The verse tells me God is near. The word is qārab. But this word isn’t a verb. It’s an adjective. How that’s possible needs investigation, especially since the English translations treat the word as an adverb modifying the verb “to be” (You are). Remember that Hebrew doesn’t write the copula (the “to be” verb), so in this text the Hebrew is simply:
קָר֣וֹב אַתָּ֣ה יְהֹוָ֑ה
You will recognize the personal name of God (that’s also important, as we shall see), and perhaps you’ll recognize the middle word ʾattâ, the second person pronoun, “You.” But as you can see, there is no verb here. Literally it reads “near You YHVH.” If we translate it like this, “near” acts as a location description, so we call it an adverb, modifying an understood, but absent, verb. But in Hebrew it modifies the name YHVH. This is important and impossible in translation. What it tells us is that the word “near” isn’t a geographical location. It is a character description. In other words, it is a word that names an attribute of God. It’s not that He is close by. It’s that close-by-ness is who He is. The wicked might be in proximity but that’s because they had to approach. God doesn’t approach us. He is qārab. This is the Hebrew way of saying omnipresent, but it’s not omnipresent in the theoretical sense that God is everywhere. This is personal omnipresence. He’s not just everywhere. He’s here. And that’s why this adjective modifies YHVH, not ʾĕlōhîm. This is the personally present, personally involved, personally connected God. I could add qārab to the list in Exodus 34:6-7. Maybe I should. I need to know personally that God isn’t in the proximity. He’s the God who is here.

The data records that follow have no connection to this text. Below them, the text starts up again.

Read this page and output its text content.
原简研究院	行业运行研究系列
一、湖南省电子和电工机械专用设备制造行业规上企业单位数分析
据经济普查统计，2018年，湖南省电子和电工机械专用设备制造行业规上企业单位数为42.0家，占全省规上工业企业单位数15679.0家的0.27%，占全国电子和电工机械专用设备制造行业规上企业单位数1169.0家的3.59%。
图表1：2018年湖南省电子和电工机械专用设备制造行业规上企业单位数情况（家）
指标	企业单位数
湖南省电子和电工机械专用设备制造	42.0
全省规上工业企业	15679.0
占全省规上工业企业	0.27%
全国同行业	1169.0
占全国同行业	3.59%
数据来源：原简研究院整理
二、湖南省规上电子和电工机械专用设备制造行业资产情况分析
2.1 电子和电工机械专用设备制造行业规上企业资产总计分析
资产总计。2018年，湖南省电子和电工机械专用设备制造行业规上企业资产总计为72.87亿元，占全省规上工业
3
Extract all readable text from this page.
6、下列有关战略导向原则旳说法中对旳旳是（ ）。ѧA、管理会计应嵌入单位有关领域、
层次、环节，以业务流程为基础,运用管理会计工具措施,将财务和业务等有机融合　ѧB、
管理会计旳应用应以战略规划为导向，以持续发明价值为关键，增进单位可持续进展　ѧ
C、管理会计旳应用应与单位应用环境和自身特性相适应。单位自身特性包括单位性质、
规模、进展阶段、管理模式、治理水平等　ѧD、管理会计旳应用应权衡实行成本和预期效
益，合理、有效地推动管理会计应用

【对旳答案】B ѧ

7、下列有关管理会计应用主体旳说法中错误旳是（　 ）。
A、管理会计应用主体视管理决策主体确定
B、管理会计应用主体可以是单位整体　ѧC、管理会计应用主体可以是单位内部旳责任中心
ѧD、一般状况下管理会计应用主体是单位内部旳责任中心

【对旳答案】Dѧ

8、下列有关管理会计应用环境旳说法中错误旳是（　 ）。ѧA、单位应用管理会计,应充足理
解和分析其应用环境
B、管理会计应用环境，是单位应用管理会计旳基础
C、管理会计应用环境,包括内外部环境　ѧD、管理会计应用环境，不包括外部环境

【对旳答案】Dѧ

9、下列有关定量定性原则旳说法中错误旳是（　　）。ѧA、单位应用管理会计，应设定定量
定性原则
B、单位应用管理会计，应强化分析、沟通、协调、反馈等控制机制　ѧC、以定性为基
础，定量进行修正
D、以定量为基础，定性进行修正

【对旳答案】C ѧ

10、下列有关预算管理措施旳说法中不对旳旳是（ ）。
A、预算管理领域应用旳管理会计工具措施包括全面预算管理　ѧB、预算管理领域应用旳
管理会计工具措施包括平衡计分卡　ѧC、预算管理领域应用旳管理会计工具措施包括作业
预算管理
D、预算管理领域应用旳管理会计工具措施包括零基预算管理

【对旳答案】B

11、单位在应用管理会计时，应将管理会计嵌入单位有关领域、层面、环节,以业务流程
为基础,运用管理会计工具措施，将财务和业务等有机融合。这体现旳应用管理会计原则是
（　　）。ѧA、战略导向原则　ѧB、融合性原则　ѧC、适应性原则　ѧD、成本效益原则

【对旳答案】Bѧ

Of course, David already told us this a long time ago in the 23rd Psalm. A table before my enemies, a rod and staff in the thick darkness—those are qārab statements. And now I’m not so scared. I don’t share something very important with the zimmâ. I’m not going in the same direction. I might have experienced detours, and some of them have been longer than others, but I’m not going in a direction away from God’s training. The zimmâ are. I recognize them because their behaviors take them away from God. Even in my stumbling, I’m still on a long path in the same direction. And now I am assured that the YHVH God-close-at-hand is on that path with me.

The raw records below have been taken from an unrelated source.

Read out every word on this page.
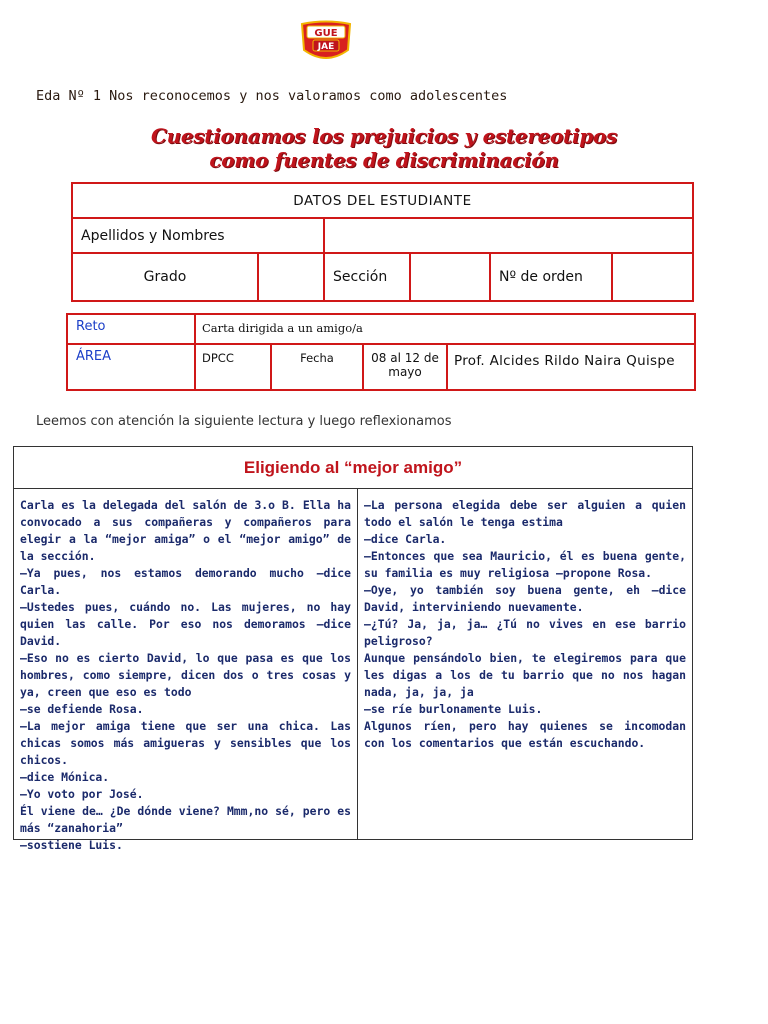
GUE
JAE
Eda Nº 1 Nos reconocemos y nos valoramos como adolescentes
Cuestionamos los prejuicios y estereotipos
como fuentes de discriminación
DATOS DEL ESTUDIANTE					
Apellidos y Nombres					
Grado		Sección		Nº de orden	
Reto	Carta dirigida a un amigo/a			
ÁREA	DPCC	Fecha	08 al 12 de mayo	Prof. Alcides Rildo Naira Quispe
Leemos con atención la siguiente lectura y luego reflexionamos
Eligiendo al “mejor amigo”

Carla es la delegada del salón de 3.o B. Ella ha convocado a sus compañeras y compañeros para elegir a la “mejor amiga” o el “mejor amigo” de la sección.

—Ya pues, nos estamos demorando mucho —dice Carla.

—Ustedes pues, cuándo no. Las mujeres, no hay quien las calle. Por eso nos demoramos —dice David.

—Eso no es cierto David, lo que pasa es que los hombres, como siempre, dicen dos o tres cosas y ya, creen que eso es todo

—se defiende Rosa.

—La mejor amiga tiene que ser una chica. Las chicas somos más amigueras y sensibles que los chicos.

—dice Mónica.

—Yo voto por José.

Él viene de… ¿De dónde viene? Mmm,no sé, pero es más “zanahoria”

—sostiene Luis.

—La persona elegida debe ser alguien a quien todo el salón le tenga estima

—dice Carla.

—Entonces que sea Mauricio, él es buena gente, su familia es muy religiosa —propone Rosa.

—Oye, yo también soy buena gente, eh —dice David, interviniendo nuevamente.

—¿Tú? Ja, ja, ja… ¿Tú no vives en ese barrio peligroso?

Aunque pensándolo bien, te elegiremos para que les digas a los de tu barrio que no nos hagan nada, ja, ja, ja

—se ríe burlonamente Luis.

Algunos ríen, pero hay quienes se incomodan con los comentarios que están escuchando.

The psalmist tells me one other critical bit of news. God’s commandments (miṣwot) are ʾĕmet. Not exactly what our English translation says. Not “truth” but rather absolutely reliable. As long as I orient my path according to the miṣwot, I will arrive at my intended destination—to be fully present to the fully present God. I needed to remind myself that what I wrote once before is still the case. miṣwot are the cure for lonesome doves. Like me.

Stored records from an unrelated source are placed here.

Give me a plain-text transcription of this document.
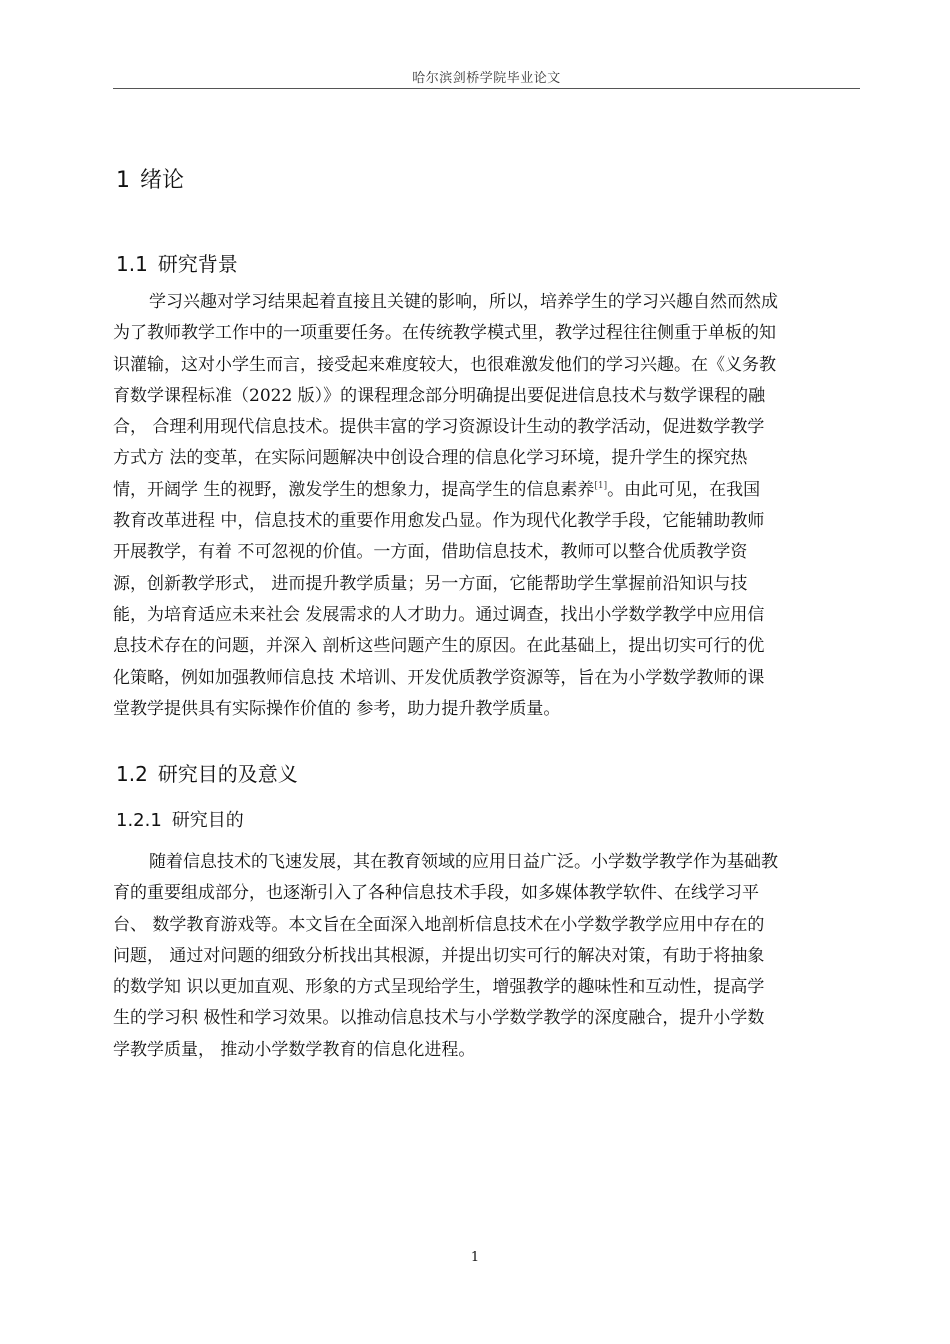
哈尔滨剑桥学院毕业论文
1 绪论
1.1 研究背景
学习兴趣对学习结果起着直接且关键的影响，所以，培养学生的学习兴趣自然而然成
为了教师教学工作中的一项重要任务。在传统教学模式里，教学过程往往侧重于单板的知
识灌输，这对小学生而言，接受起来难度较大，也很难激发他们的学习兴趣。在《义务教
育数学课程标准（2022 版）》的课程理念部分明确提出要促进信息技术与数学课程的融
合， 合理利用现代信息技术。提供丰富的学习资源设计生动的教学活动，促进数学教学
方式方 法的变革，在实际问题解决中创设合理的信息化学习环境，提升学生的探究热
情，开阔学 生的视野，激发学生的想象力，提高学生的信息素养[1]。由此可见，在我国
教育改革进程 中，信息技术的重要作用愈发凸显。作为现代化教学手段，它能辅助教师
开展教学，有着 不可忽视的价值。一方面，借助信息技术，教师可以整合优质教学资
源，创新教学形式， 进而提升教学质量；另一方面，它能帮助学生掌握前沿知识与技
能，为培育适应未来社会 发展需求的人才助力。通过调查，找出小学数学教学中应用信
息技术存在的问题，并深入 剖析这些问题产生的原因。在此基础上，提出切实可行的优
化策略，例如加强教师信息技 术培训、开发优质教学资源等，旨在为小学数学教师的课
堂教学提供具有实际操作价值的 参考，助力提升教学质量。
1.2 研究目的及意义
1.2.1 研究目的
随着信息技术的飞速发展，其在教育领域的应用日益广泛。小学数学教学作为基础教
育的重要组成部分，也逐渐引入了各种信息技术手段，如多媒体教学软件、在线学习平
台、 数学教育游戏等。本文旨在全面深入地剖析信息技术在小学数学教学应用中存在的
问题， 通过对问题的细致分析找出其根源，并提出切实可行的解决对策，有助于将抽象
的数学知 识以更加直观、形象的方式呈现给学生，增强教学的趣味性和互动性，提高学
生的学习积 极性和学习效果。以推动信息技术与小学数学教学的深度融合，提升小学数
学教学质量， 推动小学数学教育的信息化进程。
1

Topical Index: qārab, zimmâ, ʾĕmet, omnipresent, Psalm 119:151
“As long as I orient my path according to the miṣwot, I will arrive at my intended destination—to be fully present to the fully present God.” Indeed.. ʾĕmet… and ʾāmen.
אִ֚ם תַאֲמִ֔ינוּ כִּ֖י תֵאָמֵֽנוּ׃ (Cf. Isaiah 7:9b – “If you believe/trust then you will endure.”) He is the God who is here.
Thanks so much Skip. I needed reminded as well.